When Does A Reverse Mortgage Needs To Be Paid Off? Reverse Mortgage Basics
A reverse mortgage does not have to be paid off. Reverse mortgages do not have a balloon payment due nor does it have an expiration period. The reverse mortgage loan borrower does not have to make a mortgage loan payment for the rest of his life. There may be cases where a reverse mortgage loan borrower may live over 30 years after he or she gets a reverse mortgage and the mortgage lender may have a mortgage loan balance that is way higher than the value of the mortgage loan. The mortgage lender is protected because FHA insures the mortgage lender in the event this case scenario happens.
Reverse Mortgage Basics: Reverse Mortgage Eligibility Requirements
Since reverse mortgages are based on equity of the home the reverse mortgage loan borrowers has, there is no income nor credit requirements. As long as the reverse mortgage loan borrower has equity in their home and as long as the borrower is 62 years old or older, the borrower will qualify for a reverse mortgage.
The borrower only can be on the title on a reverse mortgage. If the reverse mortgage loan borrower has a non-borrowing spouse who is under the age of 62 years old, they cannot be on the title of the home.
To qualify for a reverse mortgage, the reverse mortgage loan borrower needs to be an owner occupant and the home needs to be the primary residence of the borrower. A principal owner occupant residence is defined as when the homeowner lives on the subject property for at least 6 months and 1 day out of each calendar year. Proof of residency can be provided by providing tax returns, drivers license, and utility bills.
All liens of the property needs to be paid off with the funds of the reverse mortgage and the reverse mortgage lender needs to be in first position. This includes old mechanics liens.
If the reverse mortgage loan borrower works out of their home, no more than 25% of the square footage can be allocated towards business and/or commercial use.

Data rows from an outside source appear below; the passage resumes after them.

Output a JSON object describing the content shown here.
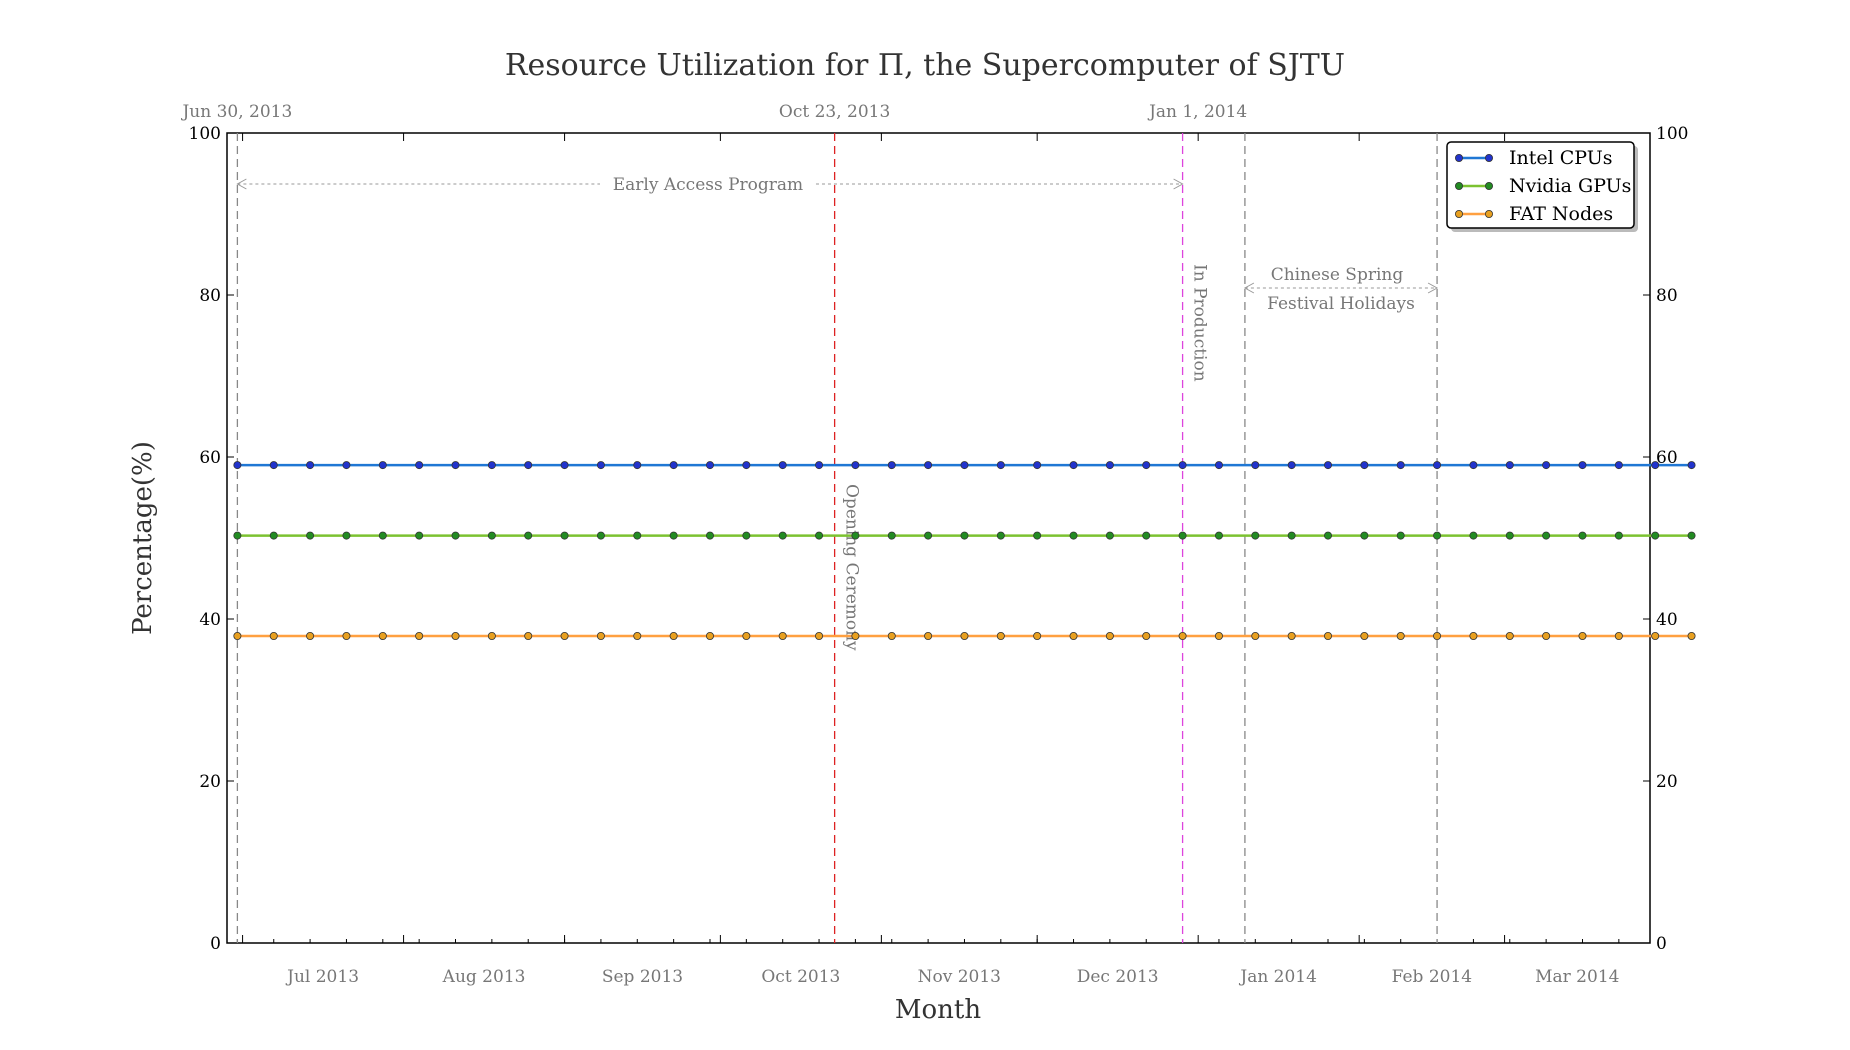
{
  "chart_data": {
    "type": "line",
    "title": "Resource Utilization for Π, the Supercomputer of SJTU",
    "xlabel": "Month",
    "ylabel": "Percentage(%)",
    "ylim": [
      0,
      100
    ],
    "xlim": [
      "2013-06-28",
      "2014-03-29"
    ],
    "y_ticks": [
      "0",
      "20",
      "40",
      "60",
      "80",
      "100"
    ],
    "month_ticks": [
      {
        "date": "2013-07-01",
        "label": "Jul 2013"
      },
      {
        "date": "2013-08-01",
        "label": "Aug 2013"
      },
      {
        "date": "2013-09-01",
        "label": "Sep 2013"
      },
      {
        "date": "2013-10-01",
        "label": "Oct 2013"
      },
      {
        "date": "2013-11-01",
        "label": "Nov 2013"
      },
      {
        "date": "2013-12-01",
        "label": "Dec 2013"
      },
      {
        "date": "2014-01-01",
        "label": "Jan 2014"
      },
      {
        "date": "2014-02-01",
        "label": "Feb 2014"
      },
      {
        "date": "2014-03-01",
        "label": "Mar 2014"
      }
    ],
    "top_ticks": [
      {
        "date": "2013-06-30",
        "label": "Jun 30, 2013"
      },
      {
        "date": "2013-10-23",
        "label": "Oct 23, 2013"
      },
      {
        "date": "2014-01-01",
        "label": "Jan 1, 2014"
      }
    ],
    "series": [
      {
        "name": "Intel CPUs",
        "line_color": "#1f77d4",
        "marker_color": "#2233cc",
        "values": [
          59,
          59,
          59,
          59,
          59,
          59,
          59,
          59,
          59,
          59,
          59,
          59,
          59,
          59,
          59,
          59,
          59,
          59,
          59,
          59,
          59,
          59,
          59,
          59,
          59,
          59,
          59,
          59,
          59,
          59,
          59,
          59,
          59,
          59,
          59,
          59,
          59,
          59,
          59,
          59,
          59
        ]
      },
      {
        "name": "Nvidia GPUs",
        "line_color": "#7cc230",
        "marker_color": "#228b22",
        "values": [
          50.3,
          50.3,
          50.3,
          50.3,
          50.3,
          50.3,
          50.3,
          50.3,
          50.3,
          50.3,
          50.3,
          50.3,
          50.3,
          50.3,
          50.3,
          50.3,
          50.3,
          50.3,
          50.3,
          50.3,
          50.3,
          50.3,
          50.3,
          50.3,
          50.3,
          50.3,
          50.3,
          50.3,
          50.3,
          50.3,
          50.3,
          50.3,
          50.3,
          50.3,
          50.3,
          50.3,
          50.3,
          50.3,
          50.3,
          50.3,
          50.3
        ]
      },
      {
        "name": "FAT Nodes",
        "line_color": "#ffa040",
        "marker_color": "#e8a020",
        "values": [
          37.9,
          37.9,
          37.9,
          37.9,
          37.9,
          37.9,
          37.9,
          37.9,
          37.9,
          37.9,
          37.9,
          37.9,
          37.9,
          37.9,
          37.9,
          37.9,
          37.9,
          37.9,
          37.9,
          37.9,
          37.9,
          37.9,
          37.9,
          37.9,
          37.9,
          37.9,
          37.9,
          37.9,
          37.9,
          37.9,
          37.9,
          37.9,
          37.9,
          37.9,
          37.9,
          37.9,
          37.9,
          37.9,
          37.9,
          37.9,
          37.9
        ]
      }
    ],
    "x_start": "2013-06-30",
    "x_step_days": 7,
    "vlines": [
      {
        "date": "2013-06-30",
        "color": "#888888"
      },
      {
        "date": "2013-10-23",
        "color": "#dd2222"
      },
      {
        "date": "2013-12-29",
        "color": "#dd44dd"
      },
      {
        "date": "2014-01-10",
        "color": "#888888"
      },
      {
        "date": "2014-02-16",
        "color": "#888888"
      }
    ],
    "annotations": {
      "early_access": "Early Access Program",
      "opening": "Opening Ceremony",
      "production": "In Production",
      "holiday_line1": "Chinese Spring",
      "holiday_line2": "Festival Holidays"
    },
    "legend_position": "top-right",
    "grid": false
  }
}
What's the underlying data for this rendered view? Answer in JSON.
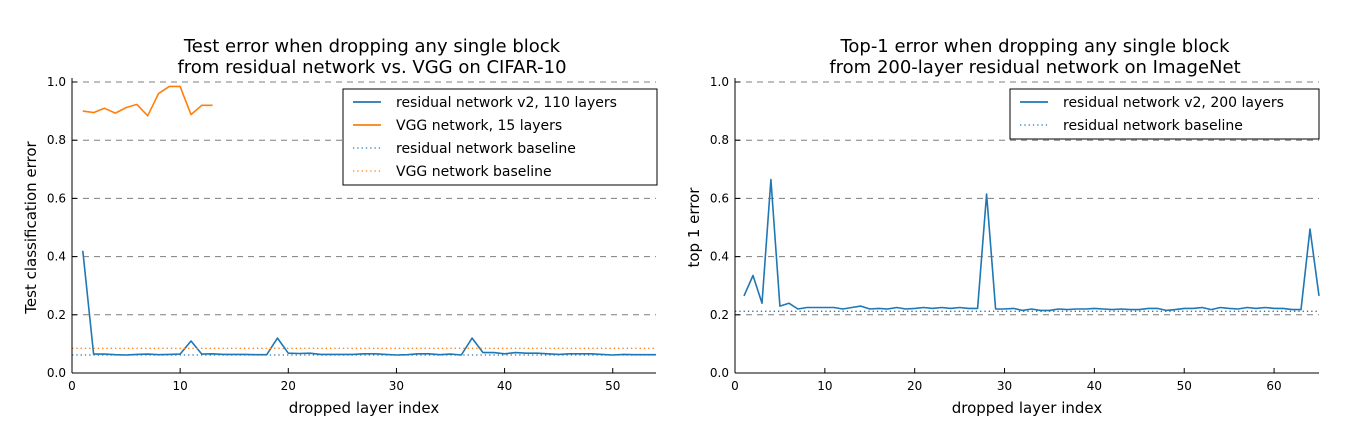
{
  "colors": {
    "residual": "#1f77b4",
    "vgg": "#ff7f0e",
    "grid": "#7f7f7f",
    "axis": "#000000"
  },
  "chart_data": [
    {
      "type": "line",
      "title": "Test error when dropping any single block",
      "subtitle": "from residual network vs. VGG on CIFAR-10",
      "xlabel": "dropped layer index",
      "ylabel": "Test classification error",
      "xlim": [
        0,
        54
      ],
      "ylim": [
        0.0,
        1.0
      ],
      "xticks": [
        0,
        10,
        20,
        30,
        40,
        50
      ],
      "yticks": [
        0.0,
        0.2,
        0.4,
        0.6,
        0.8,
        1.0
      ],
      "xtick_labels": [
        "0",
        "10",
        "20",
        "30",
        "40",
        "50"
      ],
      "ytick_labels": [
        "0.0",
        "0.2",
        "0.4",
        "0.6",
        "0.8",
        "1.0"
      ],
      "grid": "horizontal dashed",
      "legend_position": "upper-right",
      "series": [
        {
          "name": "residual network v2, 110 layers",
          "style": "solid",
          "color_key": "residual",
          "x": [
            1,
            2,
            3,
            4,
            5,
            6,
            7,
            8,
            9,
            10,
            11,
            12,
            13,
            14,
            15,
            16,
            17,
            18,
            19,
            20,
            21,
            22,
            23,
            24,
            25,
            26,
            27,
            28,
            29,
            30,
            31,
            32,
            33,
            34,
            35,
            36,
            37,
            38,
            39,
            40,
            41,
            42,
            43,
            44,
            45,
            46,
            47,
            48,
            49,
            50,
            51,
            52,
            53,
            54
          ],
          "y": [
            0.42,
            0.065,
            0.065,
            0.063,
            0.062,
            0.064,
            0.065,
            0.063,
            0.064,
            0.065,
            0.11,
            0.065,
            0.066,
            0.064,
            0.064,
            0.064,
            0.063,
            0.063,
            0.12,
            0.068,
            0.067,
            0.068,
            0.064,
            0.064,
            0.064,
            0.064,
            0.066,
            0.066,
            0.064,
            0.062,
            0.063,
            0.066,
            0.066,
            0.063,
            0.065,
            0.062,
            0.12,
            0.07,
            0.07,
            0.066,
            0.07,
            0.068,
            0.068,
            0.066,
            0.064,
            0.066,
            0.066,
            0.066,
            0.064,
            0.062,
            0.064,
            0.063,
            0.063,
            0.063
          ]
        },
        {
          "name": "VGG network, 15 layers",
          "style": "solid",
          "color_key": "vgg",
          "x": [
            1,
            2,
            3,
            4,
            5,
            6,
            7,
            8,
            9,
            10,
            11,
            12,
            13
          ],
          "y": [
            0.9,
            0.895,
            0.91,
            0.893,
            0.912,
            0.923,
            0.884,
            0.96,
            0.985,
            0.985,
            0.888,
            0.92,
            0.92
          ]
        },
        {
          "name": "residual network baseline",
          "style": "dotted",
          "color_key": "residual",
          "x": [
            0,
            54
          ],
          "y": [
            0.062,
            0.062
          ]
        },
        {
          "name": "VGG network baseline",
          "style": "dotted",
          "color_key": "vgg",
          "x": [
            0,
            54
          ],
          "y": [
            0.085,
            0.085
          ]
        }
      ]
    },
    {
      "type": "line",
      "title": "Top-1 error when dropping any single block",
      "subtitle": "from 200-layer residual network on ImageNet",
      "xlabel": "dropped layer index",
      "ylabel": "top 1 error",
      "xlim": [
        0,
        65
      ],
      "ylim": [
        0.0,
        1.0
      ],
      "xticks": [
        0,
        10,
        20,
        30,
        40,
        50,
        60
      ],
      "yticks": [
        0.0,
        0.2,
        0.4,
        0.6,
        0.8,
        1.0
      ],
      "xtick_labels": [
        "0",
        "10",
        "20",
        "30",
        "40",
        "50",
        "60"
      ],
      "ytick_labels": [
        "0.0",
        "0.2",
        "0.4",
        "0.6",
        "0.8",
        "1.0"
      ],
      "grid": "horizontal dashed",
      "legend_position": "upper-right",
      "series": [
        {
          "name": "residual network v2, 200 layers",
          "style": "solid",
          "color_key": "residual",
          "x": [
            1,
            2,
            3,
            4,
            5,
            6,
            7,
            8,
            9,
            10,
            11,
            12,
            13,
            14,
            15,
            16,
            17,
            18,
            19,
            20,
            21,
            22,
            23,
            24,
            25,
            26,
            27,
            28,
            29,
            30,
            31,
            32,
            33,
            34,
            35,
            36,
            37,
            38,
            39,
            40,
            41,
            42,
            43,
            44,
            45,
            46,
            47,
            48,
            49,
            50,
            51,
            52,
            53,
            54,
            55,
            56,
            57,
            58,
            59,
            60,
            61,
            62,
            63,
            64,
            65
          ],
          "y": [
            0.265,
            0.335,
            0.24,
            0.665,
            0.23,
            0.24,
            0.22,
            0.225,
            0.225,
            0.225,
            0.225,
            0.22,
            0.225,
            0.23,
            0.22,
            0.222,
            0.22,
            0.225,
            0.22,
            0.222,
            0.225,
            0.222,
            0.225,
            0.222,
            0.225,
            0.222,
            0.222,
            0.615,
            0.22,
            0.22,
            0.222,
            0.215,
            0.22,
            0.215,
            0.215,
            0.22,
            0.218,
            0.22,
            0.22,
            0.222,
            0.22,
            0.218,
            0.22,
            0.218,
            0.218,
            0.222,
            0.222,
            0.215,
            0.218,
            0.222,
            0.222,
            0.225,
            0.218,
            0.225,
            0.222,
            0.22,
            0.225,
            0.222,
            0.225,
            0.222,
            0.222,
            0.218,
            0.218,
            0.495,
            0.265
          ]
        },
        {
          "name": "residual network baseline",
          "style": "dotted",
          "color_key": "residual",
          "x": [
            0,
            65
          ],
          "y": [
            0.212,
            0.212
          ]
        }
      ]
    }
  ]
}
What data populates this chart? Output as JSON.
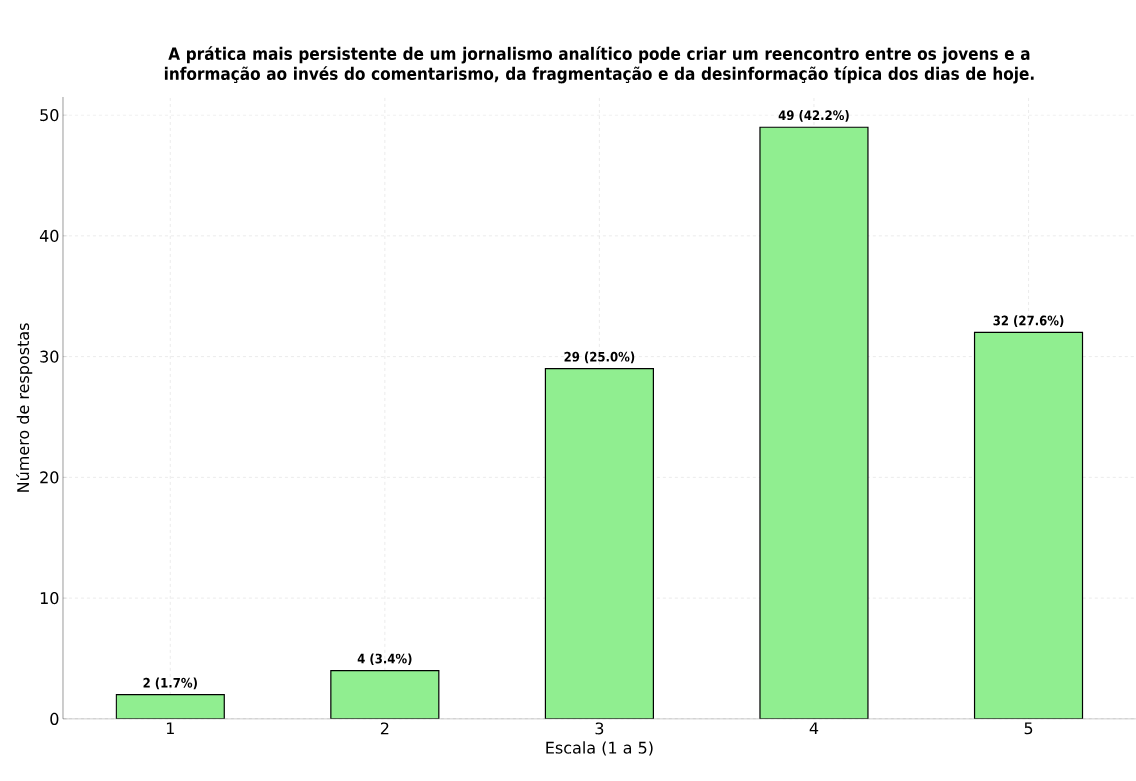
{
  "chart_data": {
    "type": "bar",
    "title": "A prática mais persistente de um jornalismo analítico pode criar um reencontro entre os jovens e a informação ao invés do comentarismo, da fragmentação e da desinformação típica dos dias de hoje.",
    "xlabel": "Escala (1 a 5)",
    "ylabel": "Número de respostas",
    "categories": [
      "1",
      "2",
      "3",
      "4",
      "5"
    ],
    "values": [
      2,
      4,
      29,
      49,
      32
    ],
    "value_labels": [
      "2 (1.7%)",
      "4 (3.4%)",
      "29 (25.0%)",
      "49 (42.2%)",
      "32 (27.6%)"
    ],
    "color": "#90ee90",
    "ylim": [
      0,
      51.5
    ],
    "yticks": [
      0,
      10,
      20,
      30,
      40,
      50
    ],
    "grid": true
  }
}
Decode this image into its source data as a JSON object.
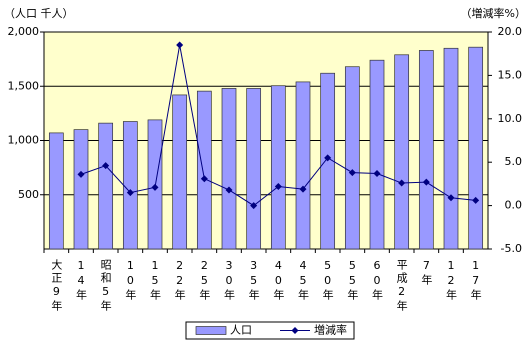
{
  "chart_data": {
    "type": "bar",
    "ylabel": "（人口 千人）",
    "y2label": "（増減率%）",
    "categories": [
      "大正9年",
      "14年",
      "昭和5年",
      "10年",
      "15年",
      "22年",
      "25年",
      "30年",
      "35年",
      "40年",
      "45年",
      "50年",
      "55年",
      "60年",
      "平成2年",
      "7年",
      "12年",
      "17年"
    ],
    "series": [
      {
        "name": "人口",
        "color": "#9999ff",
        "type": "bar",
        "values": [
          1070,
          1100,
          1160,
          1175,
          1190,
          1420,
          1455,
          1480,
          1480,
          1505,
          1540,
          1620,
          1680,
          1740,
          1790,
          1830,
          1850,
          1860
        ]
      },
      {
        "name": "増減率",
        "color": "#000080",
        "type": "line",
        "axis": "y2",
        "values": [
          null,
          3.6,
          4.6,
          1.5,
          2.1,
          18.5,
          3.1,
          1.8,
          0.0,
          2.2,
          1.9,
          5.5,
          3.8,
          3.7,
          2.6,
          2.7,
          0.9,
          0.6
        ]
      }
    ],
    "ylim": [
      0,
      2000
    ],
    "yticks": [
      500,
      {
        "value": 1000,
        "label": "1,000"
      },
      {
        "value": 1500,
        "label": "1,500"
      },
      {
        "value": 2000,
        "label": "2,000"
      }
    ],
    "y2lim": [
      -5,
      20
    ],
    "y2ticks": [
      {
        "value": -5,
        "label": "-5.0"
      },
      {
        "value": 0,
        "label": "0.0"
      },
      {
        "value": 5,
        "label": "5.0"
      },
      {
        "value": 10,
        "label": "10.0"
      },
      {
        "value": 15,
        "label": "15.0"
      },
      {
        "value": 20,
        "label": "20.0"
      }
    ],
    "grid": true,
    "background": "#ffffcc",
    "legend": "bottom"
  }
}
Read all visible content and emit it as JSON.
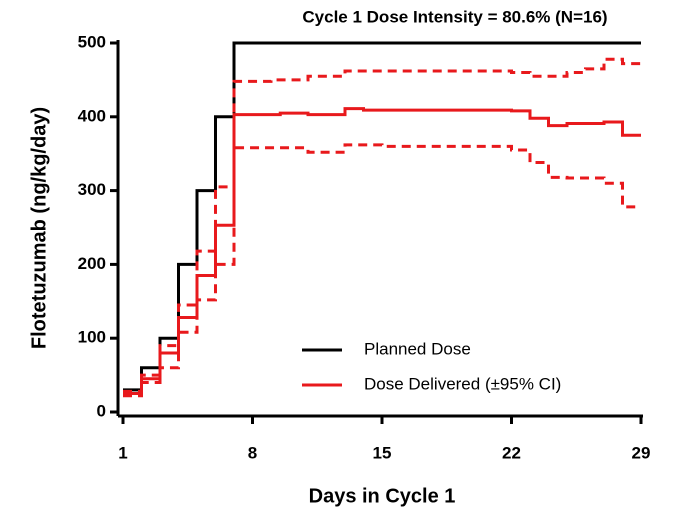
{
  "chart_data": {
    "type": "line",
    "step": "post",
    "title": "Cycle 1 Dose Intensity = 80.6% (N=16)",
    "xlabel": "Days in Cycle 1",
    "ylabel": "Flotetuzumab (ng/kg/day)",
    "xlim": [
      1,
      29
    ],
    "xticks": [
      1,
      8,
      15,
      22,
      29
    ],
    "ylim": [
      0,
      500
    ],
    "yticks": [
      0,
      100,
      200,
      300,
      400,
      500
    ],
    "legend": "lower right",
    "series": [
      {
        "name": "Planned Dose",
        "color": "#000000",
        "x": [
          1,
          2,
          3,
          4,
          5,
          6,
          7,
          29
        ],
        "values": [
          30,
          60,
          100,
          200,
          300,
          400,
          500,
          500
        ]
      },
      {
        "name": "Dose Delivered (±95% CI)",
        "color": "#e8191c",
        "x": [
          1,
          2,
          3,
          4,
          5,
          6,
          7,
          9.5,
          11,
          13,
          14,
          22,
          23,
          24,
          25,
          27,
          28,
          29
        ],
        "values": [
          25,
          45,
          80,
          128,
          185,
          253,
          403,
          405,
          403,
          411,
          409,
          408,
          398,
          388,
          391,
          393,
          375,
          375
        ]
      },
      {
        "color": "#e8191c",
        "dash": true,
        "x": [
          1,
          2,
          3,
          4,
          5,
          6,
          7,
          9,
          11,
          13,
          22,
          23,
          24,
          25,
          26,
          27,
          28,
          29
        ],
        "values": [
          28,
          50,
          90,
          145,
          218,
          305,
          448,
          450,
          455,
          462,
          460,
          455,
          455,
          460,
          465,
          478,
          472,
          472
        ]
      },
      {
        "color": "#e8191c",
        "dash": true,
        "x": [
          1,
          2,
          3,
          4,
          5,
          6,
          7,
          11,
          13,
          15,
          22,
          23,
          24,
          25,
          27,
          28,
          29
        ],
        "values": [
          22,
          40,
          60,
          108,
          152,
          200,
          358,
          352,
          362,
          360,
          355,
          338,
          318,
          317,
          310,
          278,
          278
        ]
      }
    ]
  }
}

Reverse Mortgage Basics: Eligible Properties For Reverse Mortgages
Single family homes, FHA approved condominiums, manufactured homes, and multi-unit properties up to 4 residential units all qualify for a reverse mortgage loan. With multi-unit properties, the reverse mortgage loan borrower needs to occupy one of the units as their primary residence. All properties are subject to appraisal and appraisal reviews and there must be comparables. Unique properties with no comparables and co-ops are not eligible for reverse mortgages.